As of the time of this writing, I had to add a third reason on why renting to myself worked out well: the COVID-19 pandemic. When cash flow was of the utmost importance, it was very easy to get a reprieve on the rent of all three locations compared to if I had a different landlord who may or may not have been willing to work with my practice.
- Buy your building through a separate LLC to protect your practice.
- If your practice does not make it, then you will have commercial real estate to sell instead of it imploding with your business.
- You can keep your real estate separate during an exit strategy where you can either have a long term lease with the successor or sell the buildings separate from the practice.

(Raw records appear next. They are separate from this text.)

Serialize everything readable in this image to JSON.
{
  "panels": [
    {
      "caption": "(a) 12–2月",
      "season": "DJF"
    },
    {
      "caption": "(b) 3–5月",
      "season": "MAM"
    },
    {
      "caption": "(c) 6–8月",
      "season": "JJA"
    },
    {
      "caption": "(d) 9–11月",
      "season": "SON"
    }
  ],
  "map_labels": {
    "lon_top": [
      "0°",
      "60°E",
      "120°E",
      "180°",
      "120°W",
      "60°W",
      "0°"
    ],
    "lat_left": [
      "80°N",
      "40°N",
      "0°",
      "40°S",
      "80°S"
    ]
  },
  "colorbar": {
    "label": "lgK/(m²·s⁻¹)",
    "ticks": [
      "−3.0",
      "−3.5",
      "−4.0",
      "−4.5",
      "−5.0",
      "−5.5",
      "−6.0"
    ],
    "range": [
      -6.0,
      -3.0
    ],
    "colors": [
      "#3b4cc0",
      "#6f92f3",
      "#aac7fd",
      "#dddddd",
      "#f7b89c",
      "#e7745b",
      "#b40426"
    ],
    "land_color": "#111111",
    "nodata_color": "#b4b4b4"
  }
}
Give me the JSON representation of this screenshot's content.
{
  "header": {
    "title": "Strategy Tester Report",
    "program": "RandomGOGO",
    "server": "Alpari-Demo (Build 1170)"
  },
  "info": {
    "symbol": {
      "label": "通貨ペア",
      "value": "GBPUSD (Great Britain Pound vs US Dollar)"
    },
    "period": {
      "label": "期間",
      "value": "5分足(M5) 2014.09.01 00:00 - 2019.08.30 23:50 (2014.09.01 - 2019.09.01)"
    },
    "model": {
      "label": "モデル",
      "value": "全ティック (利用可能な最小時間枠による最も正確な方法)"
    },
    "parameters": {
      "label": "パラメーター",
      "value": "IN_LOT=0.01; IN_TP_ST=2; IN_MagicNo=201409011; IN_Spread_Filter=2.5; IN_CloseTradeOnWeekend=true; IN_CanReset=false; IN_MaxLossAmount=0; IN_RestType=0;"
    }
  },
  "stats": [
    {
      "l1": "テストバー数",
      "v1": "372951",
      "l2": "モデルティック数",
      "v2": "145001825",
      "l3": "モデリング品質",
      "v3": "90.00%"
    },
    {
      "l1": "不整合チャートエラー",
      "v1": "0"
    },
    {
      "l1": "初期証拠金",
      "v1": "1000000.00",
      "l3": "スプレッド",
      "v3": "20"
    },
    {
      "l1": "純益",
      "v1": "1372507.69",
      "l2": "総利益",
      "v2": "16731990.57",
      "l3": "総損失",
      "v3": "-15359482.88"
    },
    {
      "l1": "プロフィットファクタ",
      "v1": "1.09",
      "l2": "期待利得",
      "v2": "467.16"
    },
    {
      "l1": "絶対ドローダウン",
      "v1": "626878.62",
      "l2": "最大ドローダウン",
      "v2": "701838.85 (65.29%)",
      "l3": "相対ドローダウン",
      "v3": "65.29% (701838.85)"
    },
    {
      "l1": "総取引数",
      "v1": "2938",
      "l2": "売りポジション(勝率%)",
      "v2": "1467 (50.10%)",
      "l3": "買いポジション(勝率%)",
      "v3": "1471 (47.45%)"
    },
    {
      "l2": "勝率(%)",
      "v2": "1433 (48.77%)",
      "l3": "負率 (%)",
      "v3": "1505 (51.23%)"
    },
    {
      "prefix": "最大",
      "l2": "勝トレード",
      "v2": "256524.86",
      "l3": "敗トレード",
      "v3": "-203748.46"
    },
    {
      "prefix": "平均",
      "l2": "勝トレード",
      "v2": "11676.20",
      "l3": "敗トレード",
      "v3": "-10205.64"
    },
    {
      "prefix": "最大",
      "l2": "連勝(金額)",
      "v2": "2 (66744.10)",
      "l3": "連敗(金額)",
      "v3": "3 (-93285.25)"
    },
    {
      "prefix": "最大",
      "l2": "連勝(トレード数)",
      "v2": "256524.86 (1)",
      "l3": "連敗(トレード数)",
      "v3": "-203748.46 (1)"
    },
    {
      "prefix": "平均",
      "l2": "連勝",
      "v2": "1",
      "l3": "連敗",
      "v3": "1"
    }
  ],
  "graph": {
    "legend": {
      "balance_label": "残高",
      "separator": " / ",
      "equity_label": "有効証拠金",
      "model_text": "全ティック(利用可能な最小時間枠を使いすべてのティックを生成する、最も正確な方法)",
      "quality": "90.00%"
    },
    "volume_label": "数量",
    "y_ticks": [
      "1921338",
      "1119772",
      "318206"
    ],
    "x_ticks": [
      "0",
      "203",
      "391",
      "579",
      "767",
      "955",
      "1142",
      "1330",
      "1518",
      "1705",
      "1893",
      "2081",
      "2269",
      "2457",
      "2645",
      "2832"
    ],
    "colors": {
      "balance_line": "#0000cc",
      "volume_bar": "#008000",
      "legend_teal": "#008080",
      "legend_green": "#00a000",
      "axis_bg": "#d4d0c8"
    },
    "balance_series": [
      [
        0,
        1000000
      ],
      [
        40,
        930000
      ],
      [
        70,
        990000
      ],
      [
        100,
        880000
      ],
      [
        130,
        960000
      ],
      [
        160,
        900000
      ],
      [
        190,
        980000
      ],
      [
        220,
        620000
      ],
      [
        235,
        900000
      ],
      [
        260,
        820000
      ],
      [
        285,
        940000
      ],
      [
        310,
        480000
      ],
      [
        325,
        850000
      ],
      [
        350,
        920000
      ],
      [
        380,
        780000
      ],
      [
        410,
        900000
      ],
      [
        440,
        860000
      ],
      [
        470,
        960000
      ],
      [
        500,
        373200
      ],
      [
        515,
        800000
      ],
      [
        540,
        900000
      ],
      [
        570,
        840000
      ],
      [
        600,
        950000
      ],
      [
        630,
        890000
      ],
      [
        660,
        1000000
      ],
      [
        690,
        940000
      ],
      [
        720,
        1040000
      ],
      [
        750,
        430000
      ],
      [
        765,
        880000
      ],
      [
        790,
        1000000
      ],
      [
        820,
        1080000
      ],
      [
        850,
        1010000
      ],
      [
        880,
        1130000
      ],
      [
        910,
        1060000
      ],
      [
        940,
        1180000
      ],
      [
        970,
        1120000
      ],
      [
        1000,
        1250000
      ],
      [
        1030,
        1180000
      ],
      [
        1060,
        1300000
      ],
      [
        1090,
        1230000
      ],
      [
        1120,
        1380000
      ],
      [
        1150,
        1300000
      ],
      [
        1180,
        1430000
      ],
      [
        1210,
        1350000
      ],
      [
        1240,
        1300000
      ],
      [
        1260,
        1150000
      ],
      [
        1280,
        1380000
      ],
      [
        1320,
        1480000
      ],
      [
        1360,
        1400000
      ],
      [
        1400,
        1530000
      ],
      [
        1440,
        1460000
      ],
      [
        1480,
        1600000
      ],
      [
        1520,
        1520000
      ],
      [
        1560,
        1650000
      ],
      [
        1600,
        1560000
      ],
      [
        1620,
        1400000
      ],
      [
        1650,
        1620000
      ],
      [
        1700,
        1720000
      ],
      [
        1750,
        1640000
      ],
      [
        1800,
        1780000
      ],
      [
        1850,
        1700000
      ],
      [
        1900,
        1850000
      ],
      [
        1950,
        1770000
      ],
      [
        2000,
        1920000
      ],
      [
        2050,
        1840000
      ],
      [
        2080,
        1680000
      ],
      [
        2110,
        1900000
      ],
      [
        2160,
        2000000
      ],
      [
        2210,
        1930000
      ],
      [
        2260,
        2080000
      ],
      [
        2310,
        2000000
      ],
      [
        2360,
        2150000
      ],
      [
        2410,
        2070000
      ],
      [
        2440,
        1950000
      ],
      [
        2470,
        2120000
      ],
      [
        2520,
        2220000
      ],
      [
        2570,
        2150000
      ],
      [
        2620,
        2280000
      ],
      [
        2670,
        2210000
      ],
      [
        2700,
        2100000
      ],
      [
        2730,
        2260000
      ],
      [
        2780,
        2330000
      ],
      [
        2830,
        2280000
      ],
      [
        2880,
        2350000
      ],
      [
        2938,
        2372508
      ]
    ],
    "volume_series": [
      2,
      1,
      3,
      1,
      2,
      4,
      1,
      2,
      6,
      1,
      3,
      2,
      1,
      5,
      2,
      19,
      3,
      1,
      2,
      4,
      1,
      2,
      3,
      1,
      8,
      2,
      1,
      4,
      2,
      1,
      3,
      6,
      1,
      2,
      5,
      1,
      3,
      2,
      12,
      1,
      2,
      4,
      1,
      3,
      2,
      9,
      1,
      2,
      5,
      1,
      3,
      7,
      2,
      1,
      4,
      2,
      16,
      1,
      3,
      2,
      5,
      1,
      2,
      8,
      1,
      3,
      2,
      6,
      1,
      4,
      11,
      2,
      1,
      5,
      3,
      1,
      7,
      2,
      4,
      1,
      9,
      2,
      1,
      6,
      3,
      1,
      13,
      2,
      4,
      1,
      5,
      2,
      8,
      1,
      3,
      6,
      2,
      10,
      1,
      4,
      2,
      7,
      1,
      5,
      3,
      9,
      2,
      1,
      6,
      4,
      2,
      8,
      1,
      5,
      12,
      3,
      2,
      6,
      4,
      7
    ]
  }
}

- Your corporation will pay rent for an office building which is owned by a separate LLC that you own. The rent paid by the corporation is a tax deduction for the business and the income from the rent is offset by operating expenses as well as the expense of depreciation.
- Once your buildings in the LLC are paid off, you will then be creating a strong residual income for years to come while also building strong equity.
- Tax savings if you were to sell the real estate in a separate LLC compared to a corporation.
- Location, location, location!
As in anything that we do in our practice, there are no “sure things” and not every opportunity will work out favorably. Please do your due diligence for your situation by talking to your own professionals.